JAKARTA, KOMPAS.com - Istilah Transit Oriented Development (TOD) makin massif terdengar. Bahkan beberapa tahun terakhir, pengembangan proyek berbasis TOD mengemuka, menyusul percepatan pembangunan beberapa proyek infrastruktur transportasi seperti mass rapid transit (MRT), dan juga light rail transit (LRT).
Ini karena aspek terpenting dari TOD adalah integrasi antara properti dengan transportasi umum. Di Indonesia, proyek hunian TOD dibangun di tengah kota-kota besar yang dekat dengan fasilitas transportasi publik.
Pelaksanaan pembangunan hunian berbasis TOD diatur dalam Peraturan Menteri Agraria dan Tata Ruang/Kepala Badan pertanahan Nasional (Permen ATR/Kepala BPN) Nomor 16 Tahun 2017 Tentang Pedoman Pengembangan Kawasan Berorientasi Transit.
Baca juga: Negara Harus Intervensi Implementasi TOD BUMN
Namun peraturan ini dianggap belum cukup konkret dan jelas.
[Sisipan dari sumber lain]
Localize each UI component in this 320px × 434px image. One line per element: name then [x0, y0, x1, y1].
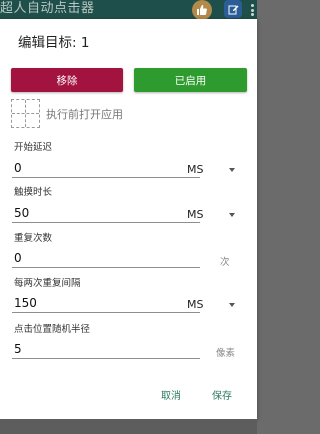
touch-duration-input[interactable]: 50 [12, 205, 200, 223]
touch-duration-unit-select[interactable]: MS [187, 208, 241, 224]
cancel-button[interactable]: 取消 [161, 387, 181, 402]
start-delay-label: 开始延迟 [14, 142, 53, 153]
remove-button[interactable]: 移除 [11, 68, 123, 92]
repeat-count-label: 重复次数 [14, 233, 53, 244]
dropdown-arrow-icon [229, 168, 235, 172]
app-title: 超人自动点击器 [0, 1, 95, 16]
repeat-interval-unit: MS [187, 298, 204, 311]
start-delay-input[interactable]: 0 [12, 160, 200, 178]
touch-duration-unit: MS [187, 208, 204, 221]
random-radius-unit: 像素 [216, 348, 236, 359]
repeat-count-input[interactable]: 0 [12, 250, 200, 268]
start-delay-unit-select[interactable]: MS [187, 163, 241, 179]
save-button[interactable]: 保存 [212, 387, 232, 402]
thumbs-up-icon [197, 5, 207, 15]
app-bar: 超人自动点击器 [0, 0, 257, 20]
edit-button[interactable] [224, 0, 242, 18]
more-vertical-icon[interactable] [250, 4, 254, 16]
start-delay-unit: MS [187, 163, 204, 176]
random-radius-label: 点击位置随机半径 [14, 324, 91, 335]
pick-app-icon[interactable] [11, 99, 40, 128]
dropdown-arrow-icon [229, 303, 235, 307]
edit-target-dialog: 编辑目标: 1 移除 已启用 执行前打开应用 开始延迟 0 MS 触摸时长 50… [0, 19, 257, 419]
pick-app-label: 执行前打开应用 [46, 108, 123, 121]
navigation-bar [0, 419, 257, 434]
repeat-interval-unit-select[interactable]: MS [187, 298, 241, 314]
random-radius-input[interactable]: 5 [12, 341, 200, 359]
repeat-interval-label: 每两次重复间隔 [14, 278, 81, 289]
repeat-count-unit: 次 [220, 257, 230, 268]
dropdown-arrow-icon [229, 213, 235, 217]
edit-icon [228, 5, 238, 14]
thumbs-up-button[interactable] [192, 0, 212, 20]
repeat-interval-input[interactable]: 150 [12, 295, 200, 313]
touch-duration-label: 触摸时长 [14, 187, 53, 198]
dialog-title: 编辑目标: 1 [18, 35, 90, 51]
enabled-toggle-button[interactable]: 已启用 [134, 68, 247, 92]
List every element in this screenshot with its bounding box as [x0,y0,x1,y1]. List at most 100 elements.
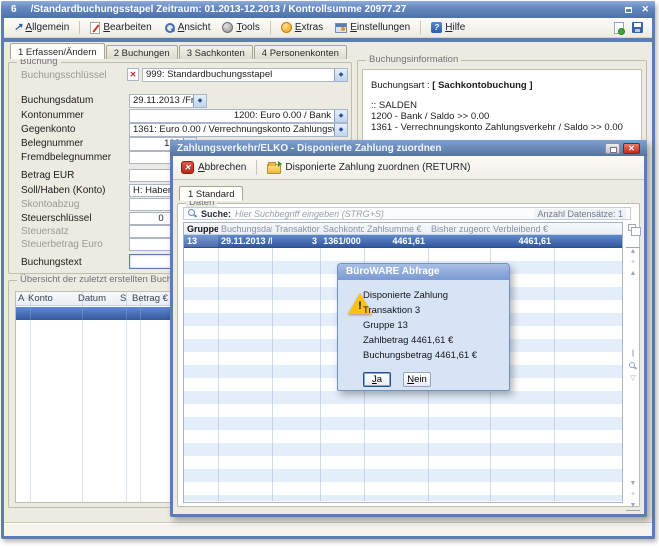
launch-icon: ↗ [14,22,22,33]
column-header[interactable]: A [16,292,26,305]
buchungsschluessel-combo[interactable]: 999: Standardbuchungsstapel ◆ [142,68,348,82]
abbrechen-button[interactable]: ✕ Abbrechen [181,161,246,174]
separator [79,21,80,34]
scroll-up-icon[interactable]: ▲ [626,270,640,278]
menu-extras[interactable]: Extras [276,21,328,34]
steuersatz-field[interactable] [129,225,171,238]
cell-gruppe: 13 [184,235,218,247]
search-icon [188,209,197,218]
column-line [30,292,31,502]
scroll-bottom-icon[interactable]: ▼ [626,502,640,511]
dropdown-icon[interactable]: ◆ [334,124,347,136]
field-label: Buchungstext [21,257,82,268]
column-header[interactable]: Verbleibend € [490,223,554,234]
scroll-strip[interactable]: ▲ + ▲ ∥ ▽ ▼ + ▼ [626,222,640,504]
window-id: 6 [11,4,17,15]
tab-sachkonten[interactable]: 3 Sachkonten [179,45,253,59]
column-header[interactable]: Sachkonto [320,223,364,234]
plus-icon[interactable]: + [626,259,640,267]
combo-value: 1361: Euro 0.00 / Verrechnungskonto Zahl… [130,124,334,136]
gegenkonto-combo[interactable]: 1361: Euro 0.00 / Verrechnungskonto Zahl… [129,123,348,137]
column-header[interactable]: Zahlsumme € [364,223,428,234]
menu-bearbeiten[interactable]: Bearbeiten [85,21,156,35]
extras-icon [281,22,292,33]
dialog-titlebar: Zahlungsverkehr/ELKO - Disponierte Zahlu… [170,140,647,156]
combo-value: 29.11.2013 /Fr [130,95,193,107]
separator [420,21,421,34]
menu-ansicht[interactable]: Ansicht [159,21,216,34]
menu-tools[interactable]: Tools [217,21,264,34]
table-header: Gruppe Buchungsdatum Transaktion Sachkon… [184,223,622,235]
combo-value: 1200: Euro 0.00 / Bank [130,110,334,122]
kontonummer-combo[interactable]: 1200: Euro 0.00 / Bank ◆ [129,109,348,123]
tab-erfassen-aendern[interactable]: 1 Erfassen/Ändern [10,43,105,59]
menu-label: Ansicht [178,22,211,33]
cell-empty [554,235,622,247]
close-button[interactable]: ✕ [641,4,649,15]
buchungsart-line: Buchungsart : [ Sachkontobuchung ] [371,80,533,91]
column-header[interactable]: Gruppe [184,223,218,234]
copy-icon[interactable] [628,224,636,231]
column-header[interactable]: Bisher zugeordnet [428,223,490,234]
column-header[interactable]: Transaktion [272,223,320,234]
menu-hilfe[interactable]: ? Hilfe [426,21,470,34]
field-label: Gegenkonto [21,124,76,135]
buchungsdatum-combo[interactable]: 29.11.2013 /Fr ◆ [129,94,207,108]
column-header[interactable]: Buchungsdatum [218,223,272,234]
save-icon[interactable] [632,22,643,33]
menu-einstellungen[interactable]: Einstellungen [330,21,415,34]
salden-lines: :: SALDEN 1200 - Bank / Saldo >> 0.00 13… [371,100,623,133]
dialog-toolbar: ✕ Abbrechen Disponierte Zahlung zuordnen… [173,156,644,180]
column-line [320,248,321,501]
popup-line: Gruppe 13 [363,318,477,333]
column-line [272,248,273,501]
info-line: 1361 - Verrechnungskonto Zahlungsverkehr… [371,122,623,133]
cell-zahlsumme: 4461,61 [364,235,428,247]
dialog-restore-button[interactable] [605,143,620,154]
pause-icon[interactable]: ∥ [626,350,640,358]
scroll-top-icon[interactable]: ▲ [626,247,640,256]
scroll-down-icon[interactable]: ▼ [626,480,640,488]
column-line [218,248,219,501]
tab-personenkonten[interactable]: 4 Personenkonten [254,45,347,59]
popup-title: BüroWARE Abfrage [338,264,509,280]
column-header[interactable]: S [118,292,130,305]
popup-line: Buchungsbetrag 4461,61 € [363,348,477,363]
info-line: :: SALDEN [371,100,623,111]
tab-buchungen[interactable]: 2 Buchungen [106,45,178,59]
zuordnen-button[interactable]: Disponierte Zahlung zuordnen (RETURN) [267,161,470,174]
search-bar[interactable]: Suche: Hier Suchbegriff eingeben (STRG+S… [183,207,631,220]
menu-allgemein[interactable]: ↗ Allgemein [9,21,74,34]
buchungsart-label: Buchungsart : [371,80,430,91]
cell-verbleibend: 4461,61 [490,235,554,247]
column-header[interactable]: Konto [26,292,76,305]
dropdown-icon[interactable]: ◆ [334,110,347,122]
separator [256,160,257,175]
button-label: Abbrechen [198,162,246,173]
settings-icon [335,23,347,33]
column-header [554,223,622,234]
dropdown-icon[interactable]: ◆ [193,95,206,107]
filter-icon[interactable]: ▽ [626,375,640,383]
new-document-icon[interactable] [614,22,624,34]
table-row-selected[interactable]: 13 29.11.2013 /Fr 3 1361/000 4461,61 446… [184,235,622,248]
tab-standard[interactable]: 1 Standard [179,186,243,201]
plus-icon[interactable]: + [626,491,640,499]
popup-line: Zahlbetrag 4461,61 € [363,333,477,348]
restore-button[interactable] [622,4,635,15]
nein-button[interactable]: Nein [403,372,431,387]
dialog-close-button[interactable]: ✕ [623,143,640,154]
field-label: Soll/Haben (Konto) [21,185,106,196]
menu-label: Tools [236,22,259,33]
buchungsart-value: [ Sachkontobuchung ] [432,80,532,91]
clear-button[interactable]: ✕ [127,68,139,81]
dropdown-icon[interactable]: ◆ [334,69,347,81]
popup-line: Transaktion 3 [363,303,477,318]
menu-label: Hilfe [445,22,465,33]
field-label: Steuerschlüssel [21,213,92,224]
menu-label: Bearbeiten [103,22,151,33]
search-strip-icon[interactable] [629,362,637,370]
ja-button[interactable]: Ja [363,372,391,387]
field-label: Buchungsschlüssel [21,70,107,81]
column-line [140,292,141,502]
Menurut Ketua Ikatan Ahli Perencanaan (IAP), Bernardus Djonoputro, Selasa (11/12/2018), pemerintah hanya memberikan hak khusus pengelolaan dan pengembangan kawasan, memaksimalisasi gross floor area (GFA), sehingga pengelola bisa mendapatkan internal rate of return (IRR) yang menarik.
Padahal menurut Bernardus, ada hal yang lebih penting yakni pengeluaran anggaran yang harus dialokasikan pemerintah dengan tujuan melakukan peremajaan suatu kota.
Hal ini diakui Dirjen Penyediaan Perumahan Kementerian Pekerjaan Umum dan Perumahan Rakyat (PUPR) Khalawi Abdul Hamid.
Dia mengaku, saat ini konsep TOD yang ideal diterapkan di Jakarta dan kota-kota lainnya masih dalam kajian dan terus digodok dengan melibatkan para ahli, akademisi, dan praktisi.
"Konsepnya belum ada. Namun karena kebutuhan perumahan demikian mendesak, per tahun 800.000 unit, kami jalankan secara paralel. Konsep dan pelaksanaan dilakukan bersamaan," jelas Khalawi menjawab Kompas.com, Kamis (13/12/2018).
Kehadiran transportasi massal dinilai sebagai fasilitas yang wajib disediakan untuk kemudahan pergerakan orang-orang yang tinggal di kawasan hunian berbasis TOD.
Baca juga: TOD, Solusi Kemacetan dan Hunian Murah MBR
Hunian berkonsep TOD juga harus berbasis konektivitas. Artinya orang yang tinggal di hunian tersebut bisa mengakses berbagai moda transportasi umum yang aman, nyaman, dan terjangkau dengan mudah.
Selain itu, hunian ini juga didukung dengan infrastruktur yang memadai. Jika tidak, maka nilai jual suatu hunian dan lahan di sekitarnya akan cenderung stagnan.
Dari jenis propertinya, karena tanah yang terbatas, hunian berbasis TOD lebih banyak dibangun secara vertikal alih-alih rumah tapak.
Hunian TOD juga dianggap lebih menarik karena letaknya yang terhubung dengan moda transportasi massal.
Sedangkan segmen propertinya tidak hanya untuk menengah ke atas, namun juga menengah ke bawah. Meski memang dari sisi komposisi, jumlah unit yang diperuntukkan bagi menengah ke bawah lebih sedikit.